The Trump administration’s anti-asylum agenda is robust
As Vox’s Dara Lind explained, Sessions’s rules about domestic and gang violence claims didn’t just raise the standard for who can be granted asylum but also made it harder for immigrants to pass the initial screening at the border to apply for asylum, testing whether they have “credible fear” of returning home. Lind writes:
In other words, any Central American migrants who are currently en route to the US are going to be met with a higher bar to entry than the one they thought was in place when they left. Thousands of people who already arrived in the US but have been sent to criminal court to be convicted of illegal entry before they can make an asylum claim may now find themselves unable to pass a screening they would have passed when they arrived. That includes hundreds if not thousands of parents whose children have been separated from them.

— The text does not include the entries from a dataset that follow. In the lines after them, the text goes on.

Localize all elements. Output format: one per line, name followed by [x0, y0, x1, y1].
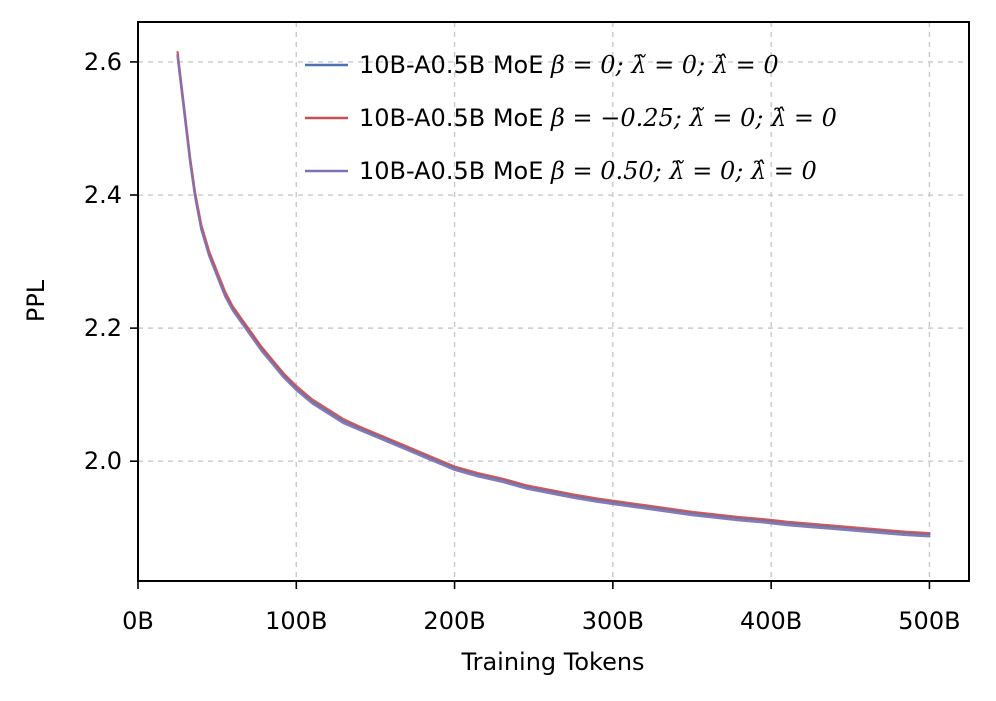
x-axis-label: Training Tokens — [460, 648, 644, 676]
legend-name-1: 10B-A0.5B MoE — [359, 51, 551, 79]
legend-math-1: β = 0; λ̃ = 0; λ̂ = 0 — [550, 51, 779, 79]
legend-name-2: 10B-A0.5B MoE — [359, 104, 551, 132]
x-tick-label: 400B — [740, 607, 802, 635]
legend-name-3: 10B-A0.5B MoE — [359, 157, 551, 185]
x-tick-label: 0B — [122, 607, 154, 635]
legend-math-3: β = 0.50; λ̃ = 0; λ̂ = 0 — [550, 157, 817, 185]
y-tick-label: 2.4 — [84, 181, 122, 209]
x-tick-label: 300B — [582, 607, 644, 635]
series-layer — [176, 50, 931, 538]
y-tick-label: 2.0 — [84, 447, 122, 475]
series-line-2 — [176, 50, 931, 535]
y-tick-label: 2.2 — [84, 314, 122, 342]
x-tick-label: 100B — [265, 607, 327, 635]
series-line-3 — [176, 55, 931, 538]
x-tick-label: 200B — [423, 607, 485, 635]
y-axis-label: PPL — [22, 279, 50, 322]
legend-math-2: β = −0.25; λ̃ = 0; λ̂ = 0 — [550, 104, 837, 132]
legend: 10B-A0.5B MoE β = 0; λ̃ = 0; λ̂ = 010B-A… — [305, 51, 837, 185]
y-tick-label: 2.6 — [84, 48, 122, 76]
plot-frame — [137, 21, 970, 582]
legend-label-3: 10B-A0.5B MoE β = 0.50; λ̃ = 0; λ̂ = 0 — [359, 157, 817, 185]
legend-label-1: 10B-A0.5B MoE β = 0; λ̃ = 0; λ̂ = 0 — [359, 51, 779, 79]
x-tick-label: 500B — [898, 607, 960, 635]
tick-layer: 0B 100B 200B 300B 400B 500B 2.0 2.2 2.4 2.6 — [84, 48, 961, 635]
legend-label-2: 10B-A0.5B MoE β = −0.25; λ̃ = 0; λ̂ = 0 — [359, 104, 837, 132]
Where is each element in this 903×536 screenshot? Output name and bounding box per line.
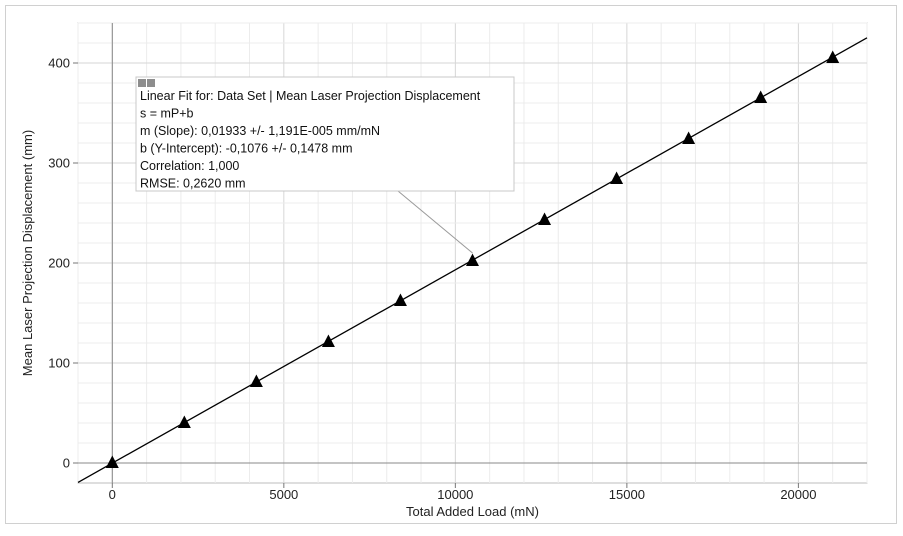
x-tick-label: 10000 [437, 487, 473, 502]
data-point-triangle [321, 334, 335, 348]
y-tick-label: 100 [48, 356, 70, 371]
annotation-box [135, 76, 515, 192]
chart-frame: 0 5000 10000 15000 20000 0 100 200 300 400 Total A… [5, 5, 897, 524]
annotation-line: RMSE: 0,2620 mm [140, 177, 246, 191]
data-point-triangle [466, 253, 479, 267]
data-point-triangle [610, 171, 624, 185]
x-tick-label: 0 [109, 487, 116, 502]
data-point-triangle [249, 374, 263, 388]
data-point-triangle [682, 131, 696, 145]
annotation-line: Correlation: 1,000 [140, 159, 239, 173]
data-point-triangle [393, 293, 407, 307]
data-point-triangle [177, 415, 191, 429]
y-tick-label: 400 [48, 56, 70, 71]
x-tick-label: 5000 [269, 487, 298, 502]
x-tick-label: 20000 [780, 487, 816, 502]
data-point-triangle [538, 212, 552, 226]
x-tick-label: 15000 [609, 487, 645, 502]
y-tick-label: 300 [48, 156, 70, 171]
annotation-leader-line [397, 190, 473, 254]
y-axis-title: Mean Laser Projection Displacement (mm) [20, 130, 35, 376]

Making it harder for immigrants to seek asylum has been one of the core tenets of the Trump administration’s immigration agenda. The administration has baselessly claimed that the asylum process is overrun with criminals and frauds and touted aggressive deportation goals.
But these policies have repeatedly overstepped American bounds, most recently with an administration policy that separated more than 2,000 migrant children from their families at the border.
Now, in reportedly trying to deport a woman while her lawyers appealed her immigration case in court, a federal judge made clear that Sessions had overstepped again.
“I’m not happy about this at all,” Judge Sullivan said. “This is not acceptable.”